Mr Musk’s enthusiastic tweets about Dogecoin saw its value surge to $50bn in 2021. Its price has since fallen by more than 65 per cent.

In June, a Dogecoin investor said he was suing Mr Musk for $258bn, accusing him of running a pyramid scheme to support the cryptocurrency, Reuters reported.

Mr Musk recently said he still owned Dogecoin, and revealed Tesla had also invested in the cryptocurrency, in an earnings call in July. The world’s richest man also said Tesla had sold 75 per cent of its Bitcoin holdings for just under $1bn.

Charlie says the crypto industry is only one part of a broader societal shift towards riskier financial practices such as online sports betting and day trading of so-called meme stocks, such as those promoted by the Reddit group WallStreetBets.

He says 40-year high inflation levels across the United States and Europe are pushing many into making more perilous investments as they watch their purchasing power disappear.

“Money is literally melting in your bank account,” Charlie says. “People are forced to take ever more drastic measures to protect what they have.”

Gas prices soared in the US in 2022, contributing to a steep rise in the the cost of food and other goods

(Associated Press)

‘I flipped lots of s**tcoins, built my stack’

Charlie says he bought his first Bitcoin in 2013 and then promptly forgot about it for a few years. Then, as cryptocurrencies began to take off in 2017, and the price of Bitcoin skyrocketed from $1,000 to $19,000, he became a part-time trader.

“I flipped lots of s**tcoins, built my stack, and then when the bear market came in 2018 I didn’t sell,” he says.

During the 2018 crash, the price of Bitcoin fell by about 65 per cent from its highs to around $5,500.

“I realised that was terrible, and started looking more seriously into trading and charts and started thinking about what got me into it in the first place.”

He started designing NFTs with phrases like “it’s not about money, it’s about freedom” and “more focus, more edge”.  The digital illustrations were an attempt to turn sound advice into visual cues, and are compiled on his website Alpha Illustrated.

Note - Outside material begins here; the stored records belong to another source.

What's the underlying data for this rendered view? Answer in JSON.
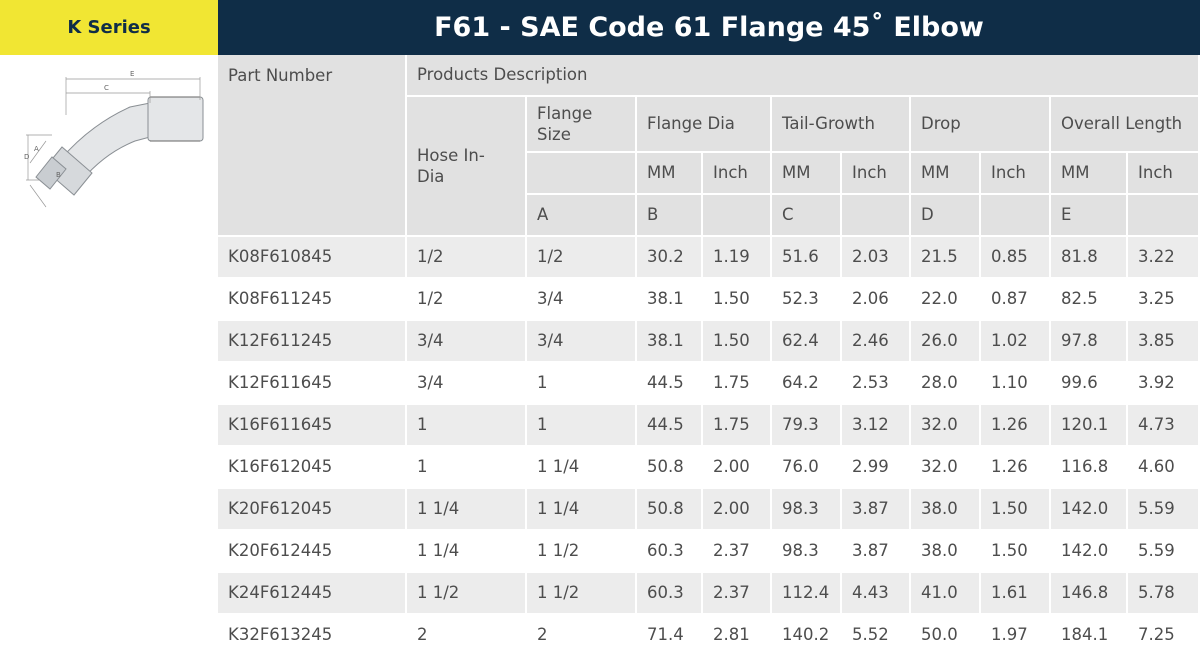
{
  "header": {
    "series": "K Series",
    "title": "F61 - SAE Code 61 Flange 45˚ Elbow"
  },
  "drawing": {
    "labels": [
      "E",
      "C",
      "D",
      "A",
      "B"
    ]
  },
  "table": {
    "header": {
      "part_number": "Part Number",
      "products_description": "Products Description",
      "hose_in_dia": "Hose In-Dia",
      "flange_size": "Flange Size",
      "groups": [
        "Flange Dia",
        "Tail-Growth",
        "Drop",
        "Overall Length"
      ],
      "units": [
        "MM",
        "Inch",
        "MM",
        "Inch",
        "MM",
        "Inch",
        "MM",
        "Inch"
      ],
      "letters": [
        "A",
        "B",
        "C",
        "D",
        "E"
      ]
    },
    "rows": [
      [
        "K08F610845",
        "1/2",
        "1/2",
        "30.2",
        "1.19",
        "51.6",
        "2.03",
        "21.5",
        "0.85",
        "81.8",
        "3.22"
      ],
      [
        "K08F611245",
        "1/2",
        "3/4",
        "38.1",
        "1.50",
        "52.3",
        "2.06",
        "22.0",
        "0.87",
        "82.5",
        "3.25"
      ],
      [
        "K12F611245",
        "3/4",
        "3/4",
        "38.1",
        "1.50",
        "62.4",
        "2.46",
        "26.0",
        "1.02",
        "97.8",
        "3.85"
      ],
      [
        "K12F611645",
        "3/4",
        "1",
        "44.5",
        "1.75",
        "64.2",
        "2.53",
        "28.0",
        "1.10",
        "99.6",
        "3.92"
      ],
      [
        "K16F611645",
        "1",
        "1",
        "44.5",
        "1.75",
        "79.3",
        "3.12",
        "32.0",
        "1.26",
        "120.1",
        "4.73"
      ],
      [
        "K16F612045",
        "1",
        "1 1/4",
        "50.8",
        "2.00",
        "76.0",
        "2.99",
        "32.0",
        "1.26",
        "116.8",
        "4.60"
      ],
      [
        "K20F612045",
        "1 1/4",
        "1 1/4",
        "50.8",
        "2.00",
        "98.3",
        "3.87",
        "38.0",
        "1.50",
        "142.0",
        "5.59"
      ],
      [
        "K20F612445",
        "1 1/4",
        "1 1/2",
        "60.3",
        "2.37",
        "98.3",
        "3.87",
        "38.0",
        "1.50",
        "142.0",
        "5.59"
      ],
      [
        "K24F612445",
        "1 1/2",
        "1 1/2",
        "60.3",
        "2.37",
        "112.4",
        "4.43",
        "41.0",
        "1.61",
        "146.8",
        "5.78"
      ],
      [
        "K32F613245",
        "2",
        "2",
        "71.4",
        "2.81",
        "140.2",
        "5.52",
        "50.0",
        "1.97",
        "184.1",
        "7.25"
      ]
    ]
  }
}
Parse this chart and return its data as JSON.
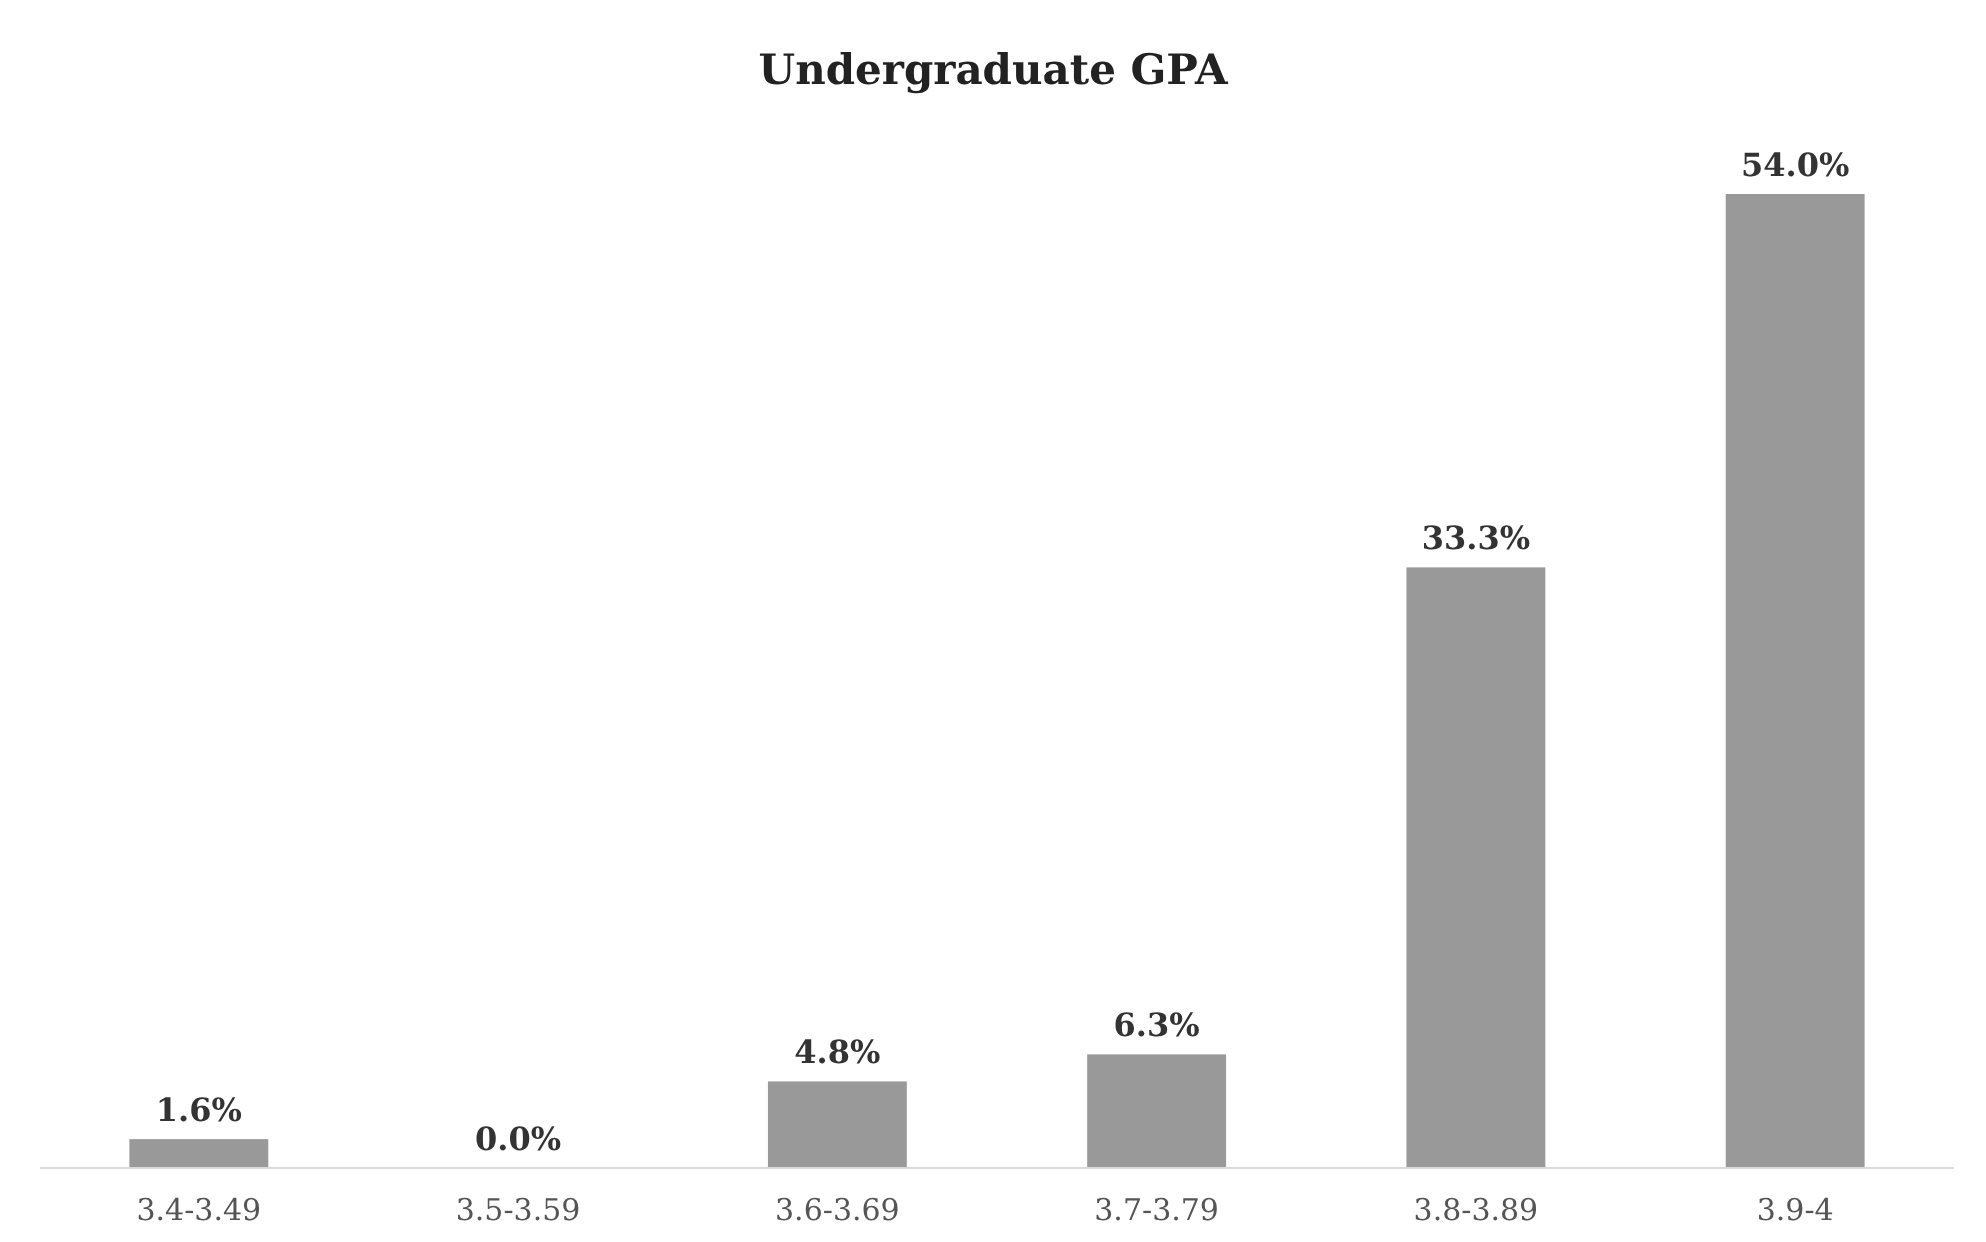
{
  "chart_data": {
    "type": "bar",
    "title": "Undergraduate GPA",
    "categories": [
      "3.4-3.49",
      "3.5-3.59",
      "3.6-3.69",
      "3.7-3.79",
      "3.8-3.89",
      "3.9-4"
    ],
    "values": [
      1.6,
      0.0,
      4.8,
      6.3,
      33.3,
      54.0
    ],
    "value_labels": [
      "1.6%",
      "0.0%",
      "4.8%",
      "6.3%",
      "33.3%",
      "54.0%"
    ],
    "color": "#999999"
  }
}
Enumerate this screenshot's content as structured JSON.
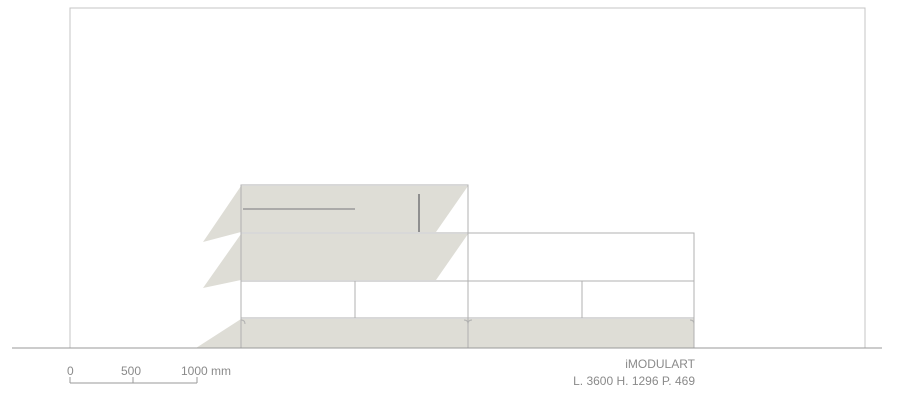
{
  "scale_bar": {
    "ticks": [
      "0",
      "500",
      "1000 mm"
    ]
  },
  "product": {
    "name": "iMODULART",
    "dimensions": "L. 3600 H. 1296 P. 469"
  },
  "colors": {
    "line": "#b9b9b9",
    "shadow": "#deddd6",
    "text": "#8a8a8a",
    "background": "#ffffff"
  }
}
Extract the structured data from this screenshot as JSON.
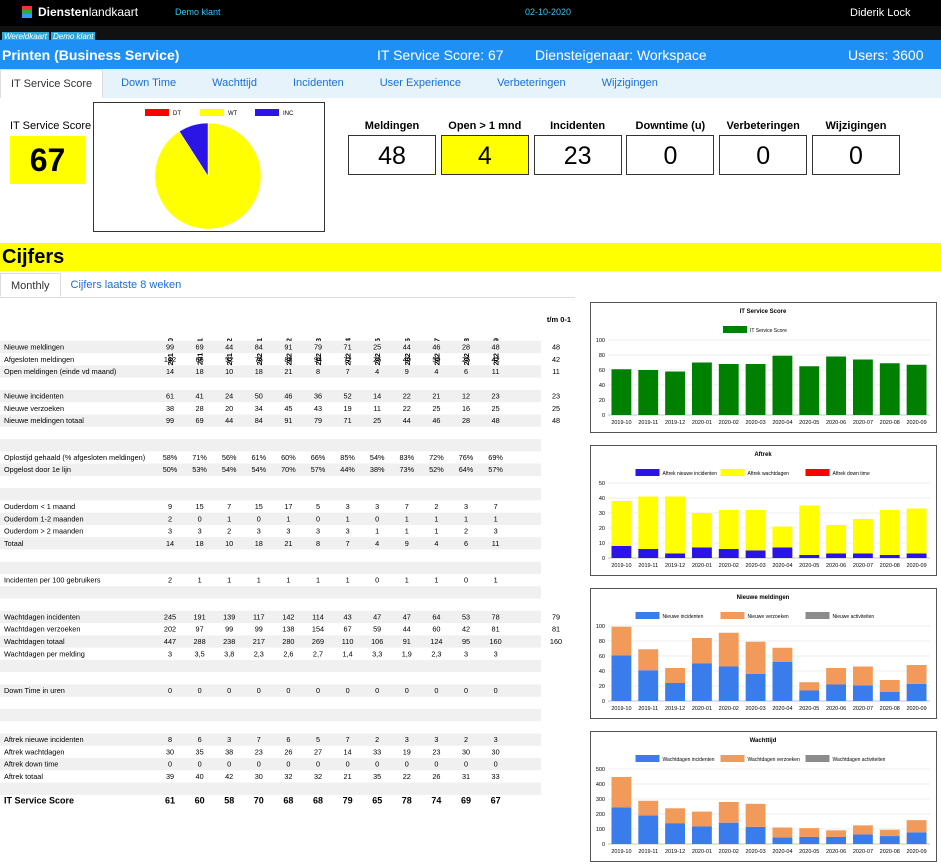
{
  "header": {
    "logo_bold": "Diensten",
    "logo_rest": "landkaart",
    "client": "Demo klant",
    "date": "02-10-2020",
    "user": "Diderik Lock"
  },
  "breadcrumb": [
    "Wereldkaart",
    "Demo klant"
  ],
  "service": {
    "title": "Printen (Business Service)",
    "score": "IT Service Score: 67",
    "owner": "Diensteigenaar: Workspace",
    "users": "Users: 3600"
  },
  "tabs": [
    "IT Service Score",
    "Down Time",
    "Wachttijd",
    "Incidenten",
    "User Experience",
    "Verbeteringen",
    "Wijzigingen"
  ],
  "score": {
    "label": "IT Service Score",
    "value": 67
  },
  "kpis": [
    {
      "label": "Meldingen",
      "value": 48,
      "color": "#ffffff"
    },
    {
      "label": "Open > 1 mnd",
      "value": 4,
      "color": "#ffff00"
    },
    {
      "label": "Incidenten",
      "value": 23,
      "color": "#ffffff"
    },
    {
      "label": "Downtime (u)",
      "value": 0,
      "color": "#ffffff"
    },
    {
      "label": "Verbeteringen",
      "value": 0,
      "color": "#ffffff"
    },
    {
      "label": "Wijzigingen",
      "value": 0,
      "color": "#ffffff"
    }
  ],
  "section": {
    "title": "Cijfers",
    "subtabs": [
      "Monthly",
      "Cijfers laatste 8 weken"
    ]
  },
  "table": {
    "columns": [
      "2019-10",
      "2019-11",
      "2019-12",
      "2020-01",
      "2020-02",
      "2020-03",
      "2020-04",
      "2020-05",
      "2020-06",
      "2020-07",
      "2020-08",
      "2020-09",
      "t/m 0-1"
    ],
    "groups": [
      [
        {
          "label": "Nieuwe meldingen",
          "cells": [
            99,
            69,
            44,
            84,
            91,
            79,
            71,
            25,
            44,
            46,
            28,
            48,
            48
          ]
        },
        {
          "label": "Afgesloten meldingen",
          "cells": [
            132,
            66,
            52,
            76,
            88,
            94,
            72,
            26,
            40,
            50,
            25,
            42,
            42
          ]
        },
        {
          "label": "Open meldingen (einde vd maand)",
          "cells": [
            14,
            18,
            10,
            18,
            21,
            8,
            7,
            4,
            9,
            4,
            6,
            11,
            11
          ]
        }
      ],
      [
        {
          "label": "Nieuwe incidenten",
          "cells": [
            61,
            41,
            24,
            50,
            46,
            36,
            52,
            14,
            22,
            21,
            12,
            23,
            23
          ]
        },
        {
          "label": "Nieuwe verzoeken",
          "cells": [
            38,
            28,
            20,
            34,
            45,
            43,
            19,
            11,
            22,
            25,
            16,
            25,
            25
          ]
        },
        {
          "label": "Nieuwe meldingen totaal",
          "cells": [
            99,
            69,
            44,
            84,
            91,
            79,
            71,
            25,
            44,
            46,
            28,
            48,
            48
          ]
        }
      ],
      [
        {
          "label": "Oplostijd gehaald (% afgesloten meldingen)",
          "cells": [
            "58%",
            "71%",
            "56%",
            "61%",
            "60%",
            "66%",
            "85%",
            "54%",
            "83%",
            "72%",
            "76%",
            "69%",
            null
          ]
        },
        {
          "label": "Opgelost door 1e lijn",
          "cells": [
            "50%",
            "53%",
            "54%",
            "54%",
            "70%",
            "57%",
            "44%",
            "38%",
            "73%",
            "52%",
            "64%",
            "57%",
            null
          ]
        }
      ],
      [
        {
          "label": "Ouderdom < 1 maand",
          "cells": [
            9,
            15,
            7,
            15,
            17,
            5,
            3,
            3,
            7,
            2,
            3,
            7,
            null
          ]
        },
        {
          "label": "Ouderdom 1-2 maanden",
          "cells": [
            2,
            0,
            1,
            0,
            1,
            0,
            1,
            0,
            1,
            1,
            1,
            1,
            null
          ]
        },
        {
          "label": "Ouderdom > 2 maanden",
          "cells": [
            3,
            3,
            2,
            3,
            3,
            3,
            3,
            1,
            1,
            1,
            2,
            3,
            null
          ]
        },
        {
          "label": "Totaal",
          "cells": [
            14,
            18,
            10,
            18,
            21,
            8,
            7,
            4,
            9,
            4,
            6,
            11,
            null
          ]
        }
      ],
      [
        {
          "label": "Incidenten per 100 gebruikers",
          "cells": [
            2,
            1,
            1,
            1,
            1,
            1,
            1,
            0,
            1,
            1,
            0,
            1,
            null
          ]
        }
      ],
      [
        {
          "label": "Wachtdagen incidenten",
          "cells": [
            245,
            191,
            139,
            117,
            142,
            114,
            43,
            47,
            47,
            64,
            53,
            78,
            79
          ]
        },
        {
          "label": "Wachtdagen verzoeken",
          "cells": [
            202,
            97,
            99,
            99,
            138,
            154,
            67,
            59,
            44,
            60,
            42,
            81,
            81
          ]
        },
        {
          "label": "Wachtdagen totaal",
          "cells": [
            447,
            288,
            238,
            217,
            280,
            269,
            110,
            106,
            91,
            124,
            95,
            160,
            160
          ]
        },
        {
          "label": "Wachtdagen per melding",
          "cells": [
            3,
            "3,5",
            "3,8",
            "2,3",
            "2,6",
            "2,7",
            "1,4",
            "3,3",
            "1,9",
            "2,3",
            3,
            3,
            null
          ]
        }
      ],
      [
        {
          "label": "Down Time in uren",
          "cells": [
            0,
            0,
            0,
            0,
            0,
            0,
            0,
            0,
            0,
            0,
            0,
            0,
            null
          ]
        }
      ],
      [
        {
          "label": "Aftrek nieuwe incidenten",
          "cells": [
            8,
            6,
            3,
            7,
            6,
            5,
            7,
            2,
            3,
            3,
            2,
            3,
            null
          ]
        },
        {
          "label": "Aftrek wachtdagen",
          "cells": [
            30,
            35,
            38,
            23,
            26,
            27,
            14,
            33,
            19,
            23,
            30,
            30,
            null
          ]
        },
        {
          "label": "Aftrek down time",
          "cells": [
            0,
            0,
            0,
            0,
            0,
            0,
            0,
            0,
            0,
            0,
            0,
            0,
            null
          ]
        },
        {
          "label": "Aftrek totaal",
          "cells": [
            39,
            40,
            42,
            30,
            32,
            32,
            21,
            35,
            22,
            26,
            31,
            33,
            null
          ]
        }
      ],
      [
        {
          "label": "IT Service Score",
          "cells": [
            61,
            60,
            58,
            70,
            68,
            68,
            79,
            65,
            78,
            74,
            69,
            67,
            null
          ]
        }
      ]
    ]
  },
  "chart_data": [
    {
      "type": "pie",
      "categories": [
        "DT",
        "WT",
        "INC"
      ],
      "values": [
        0,
        30,
        3
      ],
      "colors": [
        "#ff0000",
        "#ffff00",
        "#2a14e6"
      ]
    },
    {
      "type": "bar",
      "title": "IT Service Score",
      "categories": [
        "2019-10",
        "2019-11",
        "2019-12",
        "2020-01",
        "2020-02",
        "2020-03",
        "2020-04",
        "2020-05",
        "2020-06",
        "2020-07",
        "2020-08",
        "2020-09"
      ],
      "series": [
        {
          "name": "IT Service Score",
          "color": "#008000",
          "values": [
            61,
            60,
            58,
            70,
            68,
            68,
            79,
            65,
            78,
            74,
            69,
            67
          ]
        }
      ],
      "ylim": [
        0,
        100
      ],
      "yticks": [
        0,
        20,
        40,
        60,
        80,
        100
      ],
      "grid": true
    },
    {
      "type": "bar",
      "stacked": true,
      "title": "Aftrek",
      "categories": [
        "2019-10",
        "2019-11",
        "2019-12",
        "2020-01",
        "2020-02",
        "2020-03",
        "2020-04",
        "2020-05",
        "2020-06",
        "2020-07",
        "2020-08",
        "2020-09"
      ],
      "series": [
        {
          "name": "Aftrek nieuwe incidenten",
          "color": "#2a14e6",
          "values": [
            8,
            6,
            3,
            7,
            6,
            5,
            7,
            2,
            3,
            3,
            2,
            3
          ]
        },
        {
          "name": "Aftrek wachtdagen",
          "color": "#ffff00",
          "values": [
            30,
            35,
            38,
            23,
            26,
            27,
            14,
            33,
            19,
            23,
            30,
            30
          ]
        },
        {
          "name": "Aftrek down time",
          "color": "#ff0000",
          "values": [
            0,
            0,
            0,
            0,
            0,
            0,
            0,
            0,
            0,
            0,
            0,
            0
          ]
        }
      ],
      "ylim": [
        0,
        50
      ],
      "yticks": [
        0,
        10,
        20,
        30,
        40,
        50
      ],
      "grid": true
    },
    {
      "type": "bar",
      "stacked": true,
      "title": "Nieuwe meldingen",
      "categories": [
        "2019-10",
        "2019-11",
        "2019-12",
        "2020-01",
        "2020-02",
        "2020-03",
        "2020-04",
        "2020-05",
        "2020-06",
        "2020-07",
        "2020-08",
        "2020-09"
      ],
      "series": [
        {
          "name": "Nieuwe incidenten",
          "color": "#3b7ced",
          "values": [
            61,
            41,
            24,
            50,
            46,
            36,
            52,
            14,
            22,
            21,
            12,
            23
          ]
        },
        {
          "name": "Nieuwe verzoeken",
          "color": "#f19a5a",
          "values": [
            38,
            28,
            20,
            34,
            45,
            43,
            19,
            11,
            22,
            25,
            16,
            25
          ]
        },
        {
          "name": "Nieuwe activiteiten",
          "color": "#8c8c8c",
          "values": [
            0,
            0,
            0,
            0,
            0,
            0,
            0,
            0,
            0,
            0,
            0,
            0
          ]
        }
      ],
      "ylim": [
        0,
        100
      ],
      "yticks": [
        0,
        20,
        40,
        60,
        80,
        100
      ],
      "grid": true
    },
    {
      "type": "bar",
      "stacked": true,
      "title": "Wachttijd",
      "categories": [
        "2019-10",
        "2019-11",
        "2019-12",
        "2020-01",
        "2020-02",
        "2020-03",
        "2020-04",
        "2020-05",
        "2020-06",
        "2020-07",
        "2020-08",
        "2020-09"
      ],
      "series": [
        {
          "name": "Wachtdagen incidenten",
          "color": "#3b7ced",
          "values": [
            245,
            191,
            139,
            117,
            142,
            114,
            43,
            47,
            47,
            64,
            53,
            78
          ]
        },
        {
          "name": "Wachtdagen verzoeken",
          "color": "#f19a5a",
          "values": [
            202,
            97,
            99,
            99,
            138,
            154,
            67,
            59,
            44,
            60,
            42,
            81
          ]
        },
        {
          "name": "Wachtdagen activiteiten",
          "color": "#8c8c8c",
          "values": [
            0,
            0,
            0,
            0,
            0,
            0,
            0,
            0,
            0,
            0,
            0,
            0
          ]
        }
      ],
      "ylim": [
        0,
        500
      ],
      "yticks": [
        0,
        100,
        200,
        300,
        400,
        500
      ],
      "grid": true
    }
  ]
}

Charlie also began interviewing successful crypto traders and sharing their tips via a monthly newsletter, with an emphasis on a measured, long-term approach to investing.

He wanted to create Coinfessions as an alter-ego to Alpha Illustrated to show the reality of how many traders operate: motivated by yolo (you only live once), fomo (fear of missing out) and greed, while dramatically overestimating their chances of success and not considering their appetite for loss.

“This is what people are actually doing,” he explains. “They’re not doing their due diligence, they’re not putting money aside for tax. I wanted to show the other side of the coin.”